The loan is only repayable at the end of the mortgage term, as long as you fulfill the contract (keep up with the monthly payments) the bank can't move to repossess, and they've learnt that unlike the early nineties sending hundreds of repossessed properties to auction lowers the yield on clawbacks leaving them still chasing former owners for the outstanding balance (hence the slew of personal bankruptcies and shit smeared over walls before handing back the keys). The lenders would rather you sit it out and wait for prices to recover. As has been pointed out this isn't always ideal for everyone but when there's no other option sometimes you just have to bite the pillow and accept having a roof over your head is the lesser of 2 evils. What should be more concerning is the projected energy price jump coming in January. If interest rates doubled from 2.5% to 5% a £200k c&r mortgage is gonna cost you around £270 more per month...ouch but doable. The bigger worry should be redundancies pay freezes and even something silly like an overtime ban or kanban on production and job security if firms pull their horns in.

Alberon

You've got the government going on saying there's no need to do anything now, they can wait till the new leader is in place. There's Truss saying the recession can be avoided, which is pure madness.

This is going to come to a head around Christmas and in many ways I think this will be worse than the Poll Tax protests.

TrenterPercenter

@Jasha Not disputing this, it is in interests for everyone to sit it out, but this keeps being looked at from the perspective of having a house and not having a massive debt.  You buy something 300k and in 3 months it's worth 150k that means something, not everyone can sit it out, the bank will of course want you too and will give you more financial rope to hang yourself with in the process.  Sure I get all of this.

I'll go back to my points though.  This sitting out and waiting is much easier said than done for some people, the realities are people lives change.  When I look at these problems I don't just take one perspective I try to think about the whole of society, probably comes will working with a lots and lots of fucked people, people that went to bed one day and woke partially paralysed the next, then they can't afford their mortgage because they can no longer work....I've worked with loads of people like this through the last financial crash.  That equity means more to people depending on circumstances.  Beyond that the main thing here also is why would you want the banks to get away with it? it's just baffling to me, I think people are silly for taking on massive mortgages when the economy looks bumpy but I don't want the banks ripping people of even more, giving someone a debt of 300k on an asset worth 150k is going to cause people a lot of pain whilst the bank is laughing, set to make more money out of that misery.  Not sure why some nod to this isn't in order.

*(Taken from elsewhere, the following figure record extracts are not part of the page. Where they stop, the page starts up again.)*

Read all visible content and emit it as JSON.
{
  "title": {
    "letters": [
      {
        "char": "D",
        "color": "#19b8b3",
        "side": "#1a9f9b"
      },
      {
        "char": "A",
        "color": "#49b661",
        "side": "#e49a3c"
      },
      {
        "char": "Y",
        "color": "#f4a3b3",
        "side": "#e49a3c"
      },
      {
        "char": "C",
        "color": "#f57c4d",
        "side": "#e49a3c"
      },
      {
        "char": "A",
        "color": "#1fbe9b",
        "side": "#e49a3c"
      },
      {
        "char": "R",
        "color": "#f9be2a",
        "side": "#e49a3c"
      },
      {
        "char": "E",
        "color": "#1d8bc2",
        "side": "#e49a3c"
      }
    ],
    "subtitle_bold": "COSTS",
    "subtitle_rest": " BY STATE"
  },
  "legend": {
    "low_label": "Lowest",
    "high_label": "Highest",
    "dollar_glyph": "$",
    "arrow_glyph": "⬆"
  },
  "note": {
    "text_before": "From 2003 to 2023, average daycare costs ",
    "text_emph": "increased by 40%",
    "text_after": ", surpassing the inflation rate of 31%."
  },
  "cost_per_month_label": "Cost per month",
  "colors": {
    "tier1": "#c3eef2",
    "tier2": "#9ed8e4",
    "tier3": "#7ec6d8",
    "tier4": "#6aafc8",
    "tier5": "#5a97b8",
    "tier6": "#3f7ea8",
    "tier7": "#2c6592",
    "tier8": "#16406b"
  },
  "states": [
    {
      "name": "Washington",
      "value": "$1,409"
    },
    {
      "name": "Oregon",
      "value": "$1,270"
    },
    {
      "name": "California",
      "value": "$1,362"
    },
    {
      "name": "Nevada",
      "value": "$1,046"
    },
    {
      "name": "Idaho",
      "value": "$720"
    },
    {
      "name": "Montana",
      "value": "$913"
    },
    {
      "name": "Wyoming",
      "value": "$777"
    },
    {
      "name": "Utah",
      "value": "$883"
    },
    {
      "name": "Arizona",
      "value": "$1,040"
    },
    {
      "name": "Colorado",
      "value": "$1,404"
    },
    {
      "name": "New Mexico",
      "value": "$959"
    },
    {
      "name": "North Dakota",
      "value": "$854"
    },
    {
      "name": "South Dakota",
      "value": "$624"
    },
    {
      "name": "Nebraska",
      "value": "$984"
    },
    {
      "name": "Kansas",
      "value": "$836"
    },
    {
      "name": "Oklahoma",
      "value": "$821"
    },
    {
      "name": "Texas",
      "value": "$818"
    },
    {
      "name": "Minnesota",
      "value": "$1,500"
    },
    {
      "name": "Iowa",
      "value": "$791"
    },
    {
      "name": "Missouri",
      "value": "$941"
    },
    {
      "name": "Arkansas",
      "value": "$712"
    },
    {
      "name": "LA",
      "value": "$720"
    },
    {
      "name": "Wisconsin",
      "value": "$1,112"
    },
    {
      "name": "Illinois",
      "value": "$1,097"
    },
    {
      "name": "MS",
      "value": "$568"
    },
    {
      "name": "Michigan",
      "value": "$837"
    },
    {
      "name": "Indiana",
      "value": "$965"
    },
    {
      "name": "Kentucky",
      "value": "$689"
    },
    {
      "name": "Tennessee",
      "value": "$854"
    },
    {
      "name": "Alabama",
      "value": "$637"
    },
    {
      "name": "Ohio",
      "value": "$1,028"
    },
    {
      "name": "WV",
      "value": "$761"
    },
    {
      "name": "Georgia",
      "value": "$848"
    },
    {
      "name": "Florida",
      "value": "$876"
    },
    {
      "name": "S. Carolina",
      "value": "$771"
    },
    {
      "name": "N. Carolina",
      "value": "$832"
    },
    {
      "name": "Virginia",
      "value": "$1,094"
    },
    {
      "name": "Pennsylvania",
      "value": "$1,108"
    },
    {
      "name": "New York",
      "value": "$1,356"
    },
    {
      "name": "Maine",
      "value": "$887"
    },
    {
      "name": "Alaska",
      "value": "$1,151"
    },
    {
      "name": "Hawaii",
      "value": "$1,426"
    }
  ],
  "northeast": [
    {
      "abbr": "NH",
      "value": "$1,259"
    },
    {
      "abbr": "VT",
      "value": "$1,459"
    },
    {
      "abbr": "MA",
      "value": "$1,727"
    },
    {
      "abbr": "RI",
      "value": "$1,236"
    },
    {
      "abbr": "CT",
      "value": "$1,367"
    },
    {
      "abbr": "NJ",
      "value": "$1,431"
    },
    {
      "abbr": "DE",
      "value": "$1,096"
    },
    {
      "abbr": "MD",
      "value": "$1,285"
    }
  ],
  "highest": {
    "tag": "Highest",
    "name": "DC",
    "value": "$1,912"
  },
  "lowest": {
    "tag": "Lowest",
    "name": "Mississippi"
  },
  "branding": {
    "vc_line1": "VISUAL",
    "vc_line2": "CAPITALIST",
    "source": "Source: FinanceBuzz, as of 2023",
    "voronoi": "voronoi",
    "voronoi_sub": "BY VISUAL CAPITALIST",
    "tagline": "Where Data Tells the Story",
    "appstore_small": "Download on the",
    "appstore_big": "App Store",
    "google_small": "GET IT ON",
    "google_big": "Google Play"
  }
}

QuoteWhat should be more concerning is the projected energy price jump coming in January. If interest rates doubled from 2.5% to 5% a £200k c&r mortgage is gonna cost you around £270 more per month...ouch but doable. The bigger worry should be redundancies pay freezes and even something silly like an overtime ban or kanban on production and job security if firms pull their horns in.

Agree here 100%

Alberon

I wouldn't want to be in the restaurant business right now. Eating out less is an easy way to save money.

TrenterPercenter

Quote from: Alberon on August 05, 2022, 11:03:32 PMYou've got the government going on saying there's no need to do anything now, they can wait till the new leader is in place. There's Truss saying the recession can be avoided, which is pure madness.

This is going to come to a head around Christmas and in many ways I think this will be worse than the Poll Tax protests.

This is what a lot of people want though non? The conditions for the revolution to arise? We just have to hope that people fall to left on the crisis and not the right I guess.